Lately the Steiny Road Poet has been thinking about reality disconnects since United States president 45 seems lost in a spray of knee-jerk tweets
that his handlers call alternative facts.
Writers also inhabit such a world. Gertrude Stein had her dustups with people whom she thought weren’t good enough writers.
Steiny offers this poem as an exceptional burst of energy that exceeded reality both in its truth and fantasy. Here the young Paul Bowles learns
that his poem has been published along with all the great Modernist writers of that time.

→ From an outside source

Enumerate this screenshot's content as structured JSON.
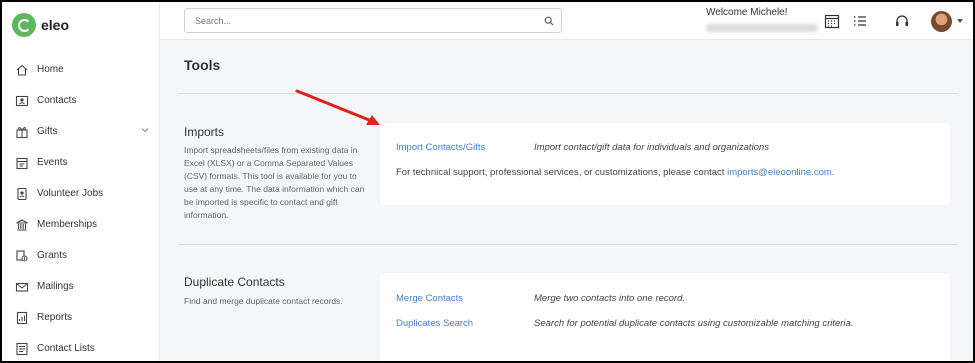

BEFORE THIS SPACE TRAVELER COULD SETTLE
When the envelope came—
brown, the return reading
Paris France my name
Paul Frederick Bowles
prominently scripted
as addressee a magazine
couched inside—surprise:
my name on the cover
in the company of
Andre Breton,
James Joyce,
Gertrude Stein
just to name a few,
the elite avant-garde,
my poem “Spire Song”
in six parts there in
transition with the best.
My feet left the floor.
I leaped, no law of gravity
could limit my joy. I hollered
and before this space traveler
could settle again on natal ground
I had written a prophecy: P. F. Bowles,
degrees from every American college,
appointed poet laureate in the royal
court of King Edward. Why? Because
I swam the Atlantic under water,
emerged triumphant and wet on British
soil where I recited my poem unfaltering
in a loud and sonorous voice.
by Karren L. Alenier
from The Anima of Paul Bowles
What’s interesting is that Gertrude Stein thought that Paul Bowles poem “Spire Song” had been written by an elderly man and when
she met the young Bowles, she was taken aback. She told Bowles whom she nicknamed Freddy (his middle name was Frederick) that he didn’t write great poetry and that he should
quit trying to write poems. Bowles listened to her and for years he didn’t write creative words, only music and music criticism. It was only after helping his wife Jane
Bowles with her novel Two Serious Ladies that he picked up a pen and started writing fiction.
BIRTH OF A NOVEL
Paul Bowles Confesses
The sky was not sheltering
in the desert even a rock
could mean a little more life
from the incendiary sun
my mentor should I call him
that once said work when
you are 20 nobody will love
you at 30 nearly 40 when
my art switched hands
from music to words
came the reviews
I traveled from the light
of music to the merciless
shade of stories that would
redeem me but not my characters.
by Karren L. Alenier
from The Anima of Paul Bowles
Now all of this leads to this koan—to arrive at the bigger truth, storytellers lie.
STORIES: ON THE NATURE OF POETRY
If I Paul Frederick Bowles tell you
Gertrude Stein wrote to my mother
to say Rena’s son Freddy — that’s what the great
Buddha called me — was a self-indulgent savage
who augured the end of civilization
and Mother cheerfully sent “poor old
Sophie and Alice B. Luckless”
family recipes...
If I tell you
the Mama of Dada dressed me
in lederhosen so her great white
poodle Basket, wet from his daily
sulphur bath — the French countryside
vermin otherwise crawling into the dog’s
curls to suck his skin red — could chase
me and scrape his sharp long nails
into my bare legs while his master
shouted from the second story
window, “Faster, Freddy, faster...”
If I tell you
transition — a Paris magazine
that published Ezra Pound — printed
“Spire Song” by Paul Frederick Bowles…
I was only seventeen. When I was twenty,
the iconic Miss Stein said, “Freddy,
you don’t write great poetry.” I believed
her and left the City of Light
for the filth of Tangier.
If I tell you I traded the truth
of poetry for the invention
of prose. If I tell you I lived
loving a wife who filled
my dry pen while hers
spurted blood
like a shotgun wound.
If I tell you my stories,
greater than the lives
of people I knew…
if I tell you my stories,
how many times
would you say I lied?
by Karren L. Alenier
from The Anima of Paul Bowles
So maybe Americans should be relieved that what 45 says is called alternative facts. After all, why mix him up with storytellers?